IT and Medical Science
At the TechCrunch disrupt in London yesterday (21 October 2014), there was a battle between 15 companies for the title TechCrunch Disrupt Europe 2014 Battlefield winner, the highly coveted Disrupt Cup and last but not least; £30.000,-. The winner of this competition is Creat.IO, a new breed of database to serve today’s huge amount of data needs, but this isn’t the company that I want to talk about. Among the finalists of the competition was also another very interesting start-up. The presentation of this company began with the following sentence: “What if we told you we could save 1.000.000 lives every year, with just refrigerator magnets and a laser pointer?”.
The name of the company is Disease Diagnostic Group (DGC) and they are developing the Rapid Assessment of Malaria (RAM) device. It’s a cheap, efficient, portable and accurate device to diagnose malaria according to John Lewandowski, the founder and CEO of DGC. Malaria affects 3.300.000.00 people and $12 billion is spent or lost on it every year.
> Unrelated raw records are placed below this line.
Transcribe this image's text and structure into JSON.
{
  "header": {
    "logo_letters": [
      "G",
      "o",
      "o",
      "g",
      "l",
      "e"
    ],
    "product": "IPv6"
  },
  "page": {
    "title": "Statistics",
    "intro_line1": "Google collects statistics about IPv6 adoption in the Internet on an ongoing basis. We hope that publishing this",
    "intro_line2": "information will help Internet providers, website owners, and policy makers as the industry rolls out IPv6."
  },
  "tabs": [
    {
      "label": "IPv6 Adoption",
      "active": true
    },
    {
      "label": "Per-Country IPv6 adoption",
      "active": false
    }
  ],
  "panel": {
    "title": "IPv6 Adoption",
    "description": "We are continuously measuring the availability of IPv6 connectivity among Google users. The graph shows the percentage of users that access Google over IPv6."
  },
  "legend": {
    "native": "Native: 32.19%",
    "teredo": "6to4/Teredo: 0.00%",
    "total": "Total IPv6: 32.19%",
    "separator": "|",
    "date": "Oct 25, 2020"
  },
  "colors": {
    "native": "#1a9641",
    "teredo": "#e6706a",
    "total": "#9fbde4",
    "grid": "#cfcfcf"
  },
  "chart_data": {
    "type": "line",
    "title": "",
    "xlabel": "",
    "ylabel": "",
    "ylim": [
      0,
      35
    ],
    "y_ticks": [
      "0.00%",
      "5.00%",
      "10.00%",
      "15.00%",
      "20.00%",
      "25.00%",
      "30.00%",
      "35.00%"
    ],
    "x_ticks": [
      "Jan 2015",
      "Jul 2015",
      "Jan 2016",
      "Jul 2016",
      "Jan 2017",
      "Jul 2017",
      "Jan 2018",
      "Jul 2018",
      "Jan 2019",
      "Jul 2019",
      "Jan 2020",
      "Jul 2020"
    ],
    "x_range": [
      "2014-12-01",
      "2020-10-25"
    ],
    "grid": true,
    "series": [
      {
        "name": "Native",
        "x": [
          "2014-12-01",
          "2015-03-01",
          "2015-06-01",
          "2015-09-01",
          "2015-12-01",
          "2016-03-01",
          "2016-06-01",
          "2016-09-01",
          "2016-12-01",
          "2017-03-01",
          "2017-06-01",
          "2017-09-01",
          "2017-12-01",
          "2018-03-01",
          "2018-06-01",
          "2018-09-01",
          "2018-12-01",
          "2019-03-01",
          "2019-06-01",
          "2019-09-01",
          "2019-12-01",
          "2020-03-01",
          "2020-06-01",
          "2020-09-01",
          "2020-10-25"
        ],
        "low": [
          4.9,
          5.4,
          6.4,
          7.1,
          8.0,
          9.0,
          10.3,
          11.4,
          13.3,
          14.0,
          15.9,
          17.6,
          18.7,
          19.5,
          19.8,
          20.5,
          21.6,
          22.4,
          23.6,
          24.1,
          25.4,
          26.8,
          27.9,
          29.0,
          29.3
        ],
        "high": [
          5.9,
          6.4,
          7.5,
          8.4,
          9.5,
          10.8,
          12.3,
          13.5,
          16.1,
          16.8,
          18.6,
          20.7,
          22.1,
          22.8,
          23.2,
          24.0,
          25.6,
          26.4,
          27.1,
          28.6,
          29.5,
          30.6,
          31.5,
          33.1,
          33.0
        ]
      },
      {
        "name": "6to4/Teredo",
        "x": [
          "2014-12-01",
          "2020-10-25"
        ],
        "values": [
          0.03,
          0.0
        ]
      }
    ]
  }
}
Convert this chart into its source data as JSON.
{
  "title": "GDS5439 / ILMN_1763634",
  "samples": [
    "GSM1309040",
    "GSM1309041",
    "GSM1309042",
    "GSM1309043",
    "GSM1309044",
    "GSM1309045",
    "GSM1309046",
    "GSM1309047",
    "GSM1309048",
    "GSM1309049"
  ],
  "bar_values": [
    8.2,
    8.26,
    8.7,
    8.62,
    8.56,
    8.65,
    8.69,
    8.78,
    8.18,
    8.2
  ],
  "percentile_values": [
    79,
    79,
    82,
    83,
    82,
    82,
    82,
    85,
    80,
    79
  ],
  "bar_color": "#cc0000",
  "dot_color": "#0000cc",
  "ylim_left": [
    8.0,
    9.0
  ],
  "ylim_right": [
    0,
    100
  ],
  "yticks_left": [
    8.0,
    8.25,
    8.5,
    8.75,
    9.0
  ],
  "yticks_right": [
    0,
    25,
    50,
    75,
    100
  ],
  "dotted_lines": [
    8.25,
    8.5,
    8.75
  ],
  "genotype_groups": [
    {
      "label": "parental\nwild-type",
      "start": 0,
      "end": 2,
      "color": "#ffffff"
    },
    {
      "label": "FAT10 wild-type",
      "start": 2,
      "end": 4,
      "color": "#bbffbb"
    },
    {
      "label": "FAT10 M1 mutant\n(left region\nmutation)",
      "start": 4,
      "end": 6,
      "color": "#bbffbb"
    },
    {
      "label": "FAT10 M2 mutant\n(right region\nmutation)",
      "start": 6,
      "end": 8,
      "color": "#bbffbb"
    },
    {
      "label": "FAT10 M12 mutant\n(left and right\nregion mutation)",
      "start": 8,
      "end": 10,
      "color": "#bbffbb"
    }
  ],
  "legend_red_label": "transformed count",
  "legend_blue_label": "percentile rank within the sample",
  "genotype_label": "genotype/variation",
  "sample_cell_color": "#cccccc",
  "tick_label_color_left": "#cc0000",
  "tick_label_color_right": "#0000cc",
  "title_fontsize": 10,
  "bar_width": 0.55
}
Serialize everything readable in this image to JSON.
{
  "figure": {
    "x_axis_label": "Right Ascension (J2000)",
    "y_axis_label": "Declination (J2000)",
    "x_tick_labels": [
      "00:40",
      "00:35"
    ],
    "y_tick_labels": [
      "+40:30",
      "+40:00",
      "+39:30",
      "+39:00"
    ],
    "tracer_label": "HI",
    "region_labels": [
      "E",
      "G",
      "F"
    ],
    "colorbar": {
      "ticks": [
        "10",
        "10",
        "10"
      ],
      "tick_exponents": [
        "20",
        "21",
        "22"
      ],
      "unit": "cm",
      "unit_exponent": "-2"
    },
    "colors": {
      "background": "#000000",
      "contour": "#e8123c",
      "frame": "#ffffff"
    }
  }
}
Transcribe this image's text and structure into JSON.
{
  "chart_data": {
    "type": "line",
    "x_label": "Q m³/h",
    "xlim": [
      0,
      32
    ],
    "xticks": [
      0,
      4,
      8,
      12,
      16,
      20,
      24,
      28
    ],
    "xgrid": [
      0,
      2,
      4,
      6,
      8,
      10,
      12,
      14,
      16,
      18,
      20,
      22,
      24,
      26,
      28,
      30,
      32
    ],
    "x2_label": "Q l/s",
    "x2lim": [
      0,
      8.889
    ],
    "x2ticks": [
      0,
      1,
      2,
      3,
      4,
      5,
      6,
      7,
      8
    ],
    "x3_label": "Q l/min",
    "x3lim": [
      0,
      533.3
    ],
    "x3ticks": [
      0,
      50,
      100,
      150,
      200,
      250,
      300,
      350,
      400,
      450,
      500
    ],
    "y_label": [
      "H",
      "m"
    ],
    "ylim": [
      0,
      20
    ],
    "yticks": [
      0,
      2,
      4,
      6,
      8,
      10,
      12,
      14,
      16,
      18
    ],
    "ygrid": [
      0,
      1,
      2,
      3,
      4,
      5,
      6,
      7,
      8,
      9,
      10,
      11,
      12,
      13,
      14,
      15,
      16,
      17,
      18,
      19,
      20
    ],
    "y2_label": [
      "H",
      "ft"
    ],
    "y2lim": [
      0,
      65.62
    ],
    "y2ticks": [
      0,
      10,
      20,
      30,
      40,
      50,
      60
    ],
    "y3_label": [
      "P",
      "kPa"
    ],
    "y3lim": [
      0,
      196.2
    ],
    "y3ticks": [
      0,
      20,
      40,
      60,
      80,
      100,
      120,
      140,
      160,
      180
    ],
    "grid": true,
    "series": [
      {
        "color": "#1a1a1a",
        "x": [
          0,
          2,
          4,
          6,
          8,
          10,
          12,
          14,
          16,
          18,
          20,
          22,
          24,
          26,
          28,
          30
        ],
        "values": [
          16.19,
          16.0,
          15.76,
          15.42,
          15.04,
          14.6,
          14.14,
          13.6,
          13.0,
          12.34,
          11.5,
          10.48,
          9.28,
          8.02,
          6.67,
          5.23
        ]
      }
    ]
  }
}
In small villages in Africa people now have to walk two miles to test if they have malaria or not, and even by the local doctor it is hard to test on this disease. That’s why malaria is a $12 billion problem because if someone get’s misdiagnosed, didn’t get treated, get’s back to his/her village and infects his friends and family the consequences are huge.
Malaria parasites release a magnetic biomarker, which can be traced with a magnetic field. RAM is portable and also very accurate in detect the infection. Patients just take a little blood sample, put it into the RAM box and device will present the results within seconds. It shows not only if the patient has Malaria, but also how large the infection is, corresponding with the amount of treatment. RAM is also able to store a patient database with different patient id numbers. Thus, it is also able to track the disease of specific patient over time. This RAM device is, in my opinion, a good example of how IT Development can contribute to not only to the quality of life and to the medical science.